The National Institutes of Health awarded a $1.6 million grant to the School of Medicine and Health Sciences to study the effects of sex hormones on inactive HIV cells, according to a press release late last month.
Alberto Bosque-Pardos, an assistant professor of microbiology who has been leading the research initiative since last June, said eliminating cells that contain HIV genetic material but don’t replicate can be the key to curing HIV. Experts in HIV research said eliminating these cells, holding “latent reservoirs” of the material, is one of the major goals in the field because understanding how these types of cells function could aid in developing a cure for HIV.
Bosque said he and his team are experimenting with the sex hormones estradiol, progesterone and testosterone to test how biological factors influence HIV latency. He said other researchers have looked into the influences of estradiol on the latent reservoir, but no research exists on how progesterone and testosterone affect HIV-related processes, like the establishment or reactivation of the reservoir.
“I’m not looking about whether or not sex hormones will be a possible solution,” he said. “It’s whether or not sex hormones have an impact on some of these processes. Because if we know that high levels of testosterone or high levels of estradiol can influence some of these strategies or cure approaches, then different clinical trials will have to take into account hormonal levels.”
Bosque said his team’s model uses human cells that are infected with HIV. He said they first take the cells from people who are HIV-negative and then infect the cells with the virus in the lab. He said the method allows his team to manipulate the systems to learn what variables contribute to the reactivation of the HIV cells.

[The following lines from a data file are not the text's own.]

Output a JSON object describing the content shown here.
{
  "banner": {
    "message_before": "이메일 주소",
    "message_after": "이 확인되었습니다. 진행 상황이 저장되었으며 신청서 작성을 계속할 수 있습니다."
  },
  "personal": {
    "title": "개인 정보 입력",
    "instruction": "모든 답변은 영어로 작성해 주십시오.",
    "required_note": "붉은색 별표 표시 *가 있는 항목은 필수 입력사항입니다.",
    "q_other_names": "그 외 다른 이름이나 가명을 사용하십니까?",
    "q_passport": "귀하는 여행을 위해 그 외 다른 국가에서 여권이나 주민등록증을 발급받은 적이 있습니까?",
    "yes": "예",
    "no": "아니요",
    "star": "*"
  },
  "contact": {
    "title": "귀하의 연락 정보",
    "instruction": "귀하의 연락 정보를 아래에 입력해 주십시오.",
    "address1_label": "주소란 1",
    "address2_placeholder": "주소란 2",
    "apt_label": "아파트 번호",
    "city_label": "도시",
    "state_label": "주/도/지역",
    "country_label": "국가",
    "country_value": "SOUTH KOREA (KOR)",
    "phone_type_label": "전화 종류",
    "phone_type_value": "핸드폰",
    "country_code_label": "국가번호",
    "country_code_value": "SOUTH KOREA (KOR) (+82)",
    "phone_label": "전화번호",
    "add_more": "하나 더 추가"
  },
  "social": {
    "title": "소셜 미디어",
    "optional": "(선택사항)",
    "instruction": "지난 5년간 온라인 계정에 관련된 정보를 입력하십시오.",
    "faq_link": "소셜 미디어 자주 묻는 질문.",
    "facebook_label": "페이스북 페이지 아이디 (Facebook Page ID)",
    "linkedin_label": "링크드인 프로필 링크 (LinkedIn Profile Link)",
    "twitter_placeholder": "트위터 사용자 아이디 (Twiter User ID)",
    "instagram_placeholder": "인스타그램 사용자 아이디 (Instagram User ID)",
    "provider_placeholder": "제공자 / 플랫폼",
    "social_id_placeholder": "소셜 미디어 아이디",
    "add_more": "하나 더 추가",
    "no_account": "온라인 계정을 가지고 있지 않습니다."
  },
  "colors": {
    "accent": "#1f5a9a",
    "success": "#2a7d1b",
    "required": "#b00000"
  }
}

“That allows us to be able to manipulate these in vitro systems to study what variables and factors will be contributing to the establishment or the reactivation of this latent reservoir,” he said.
Bosque said most clinical trials studying interventions for the HIV latent reservoir have used a predominantly male experimental group, constricting results to the biological and hormonal factors associated with males. His team is considering how the various factors found among diverse populations of people can affect the reservoir, he said.
“We are trying to model what will happen when some of these approaches that are being pursued will encounter diversity, and we do that in a test tube, which is in a controlled environment,” he said. “Because obviously when we are talking about women or transgender, it’s not only the biological factors but also hormonal factors, and there is a lot of confounding factors that can come into studies.”
Experts in HIV research said latent HIV cells are a significant obstacle in both curing and treating HIV because although they don’t replicate, they contain the virus’s genetic material.
Ruth Serra-Moreno, an associate professor of microbiology and immunology at the University of Rochester, said latent HIV cells can support the replication of HIV cells once they are reactivated.
“Although these latently infected cells may seem harmless since they do not support active HIV replication, they still harbor the HIV genetic material,” she said in an email. “In addition, these cells do not respond to the antiretroviral therapies that affected individuals normally take.”
Serra-Moreno said sex hormones can activate or deactivate specific genes in a cell. She said the hormones include a gene that reprograms regular immune cells into memory immune cells, which are responsible for attacking pathogens that the body has previously been exposed to or vaccinated against.
“Since HIV infects immune cells, it is very likely that during infection, the virus ends up infecting cells that will be reprogrammed into memory,” she said. “Under these circumstances, the virus is unable to take advantage of the cell for its own propagation and establishes a latent infection.”
Renee Heffron, an associate professor of global health and epidemiology at the University of Washington, said researchers have seen varying degrees of HIV infection susceptibility at different points of a female’s menstrual cycle, a period typically characterized by abnormal and varying levels of sex hormones.
“The data are very hard to interpret so we don’t have a clear picture, but we do think that there is maybe some influence of these sex hormones on susceptibility to HIV,” she said. “I think that you can draw from that there would be an interest or reason to see whether this has an impact on latency or effectiveness on a cure.”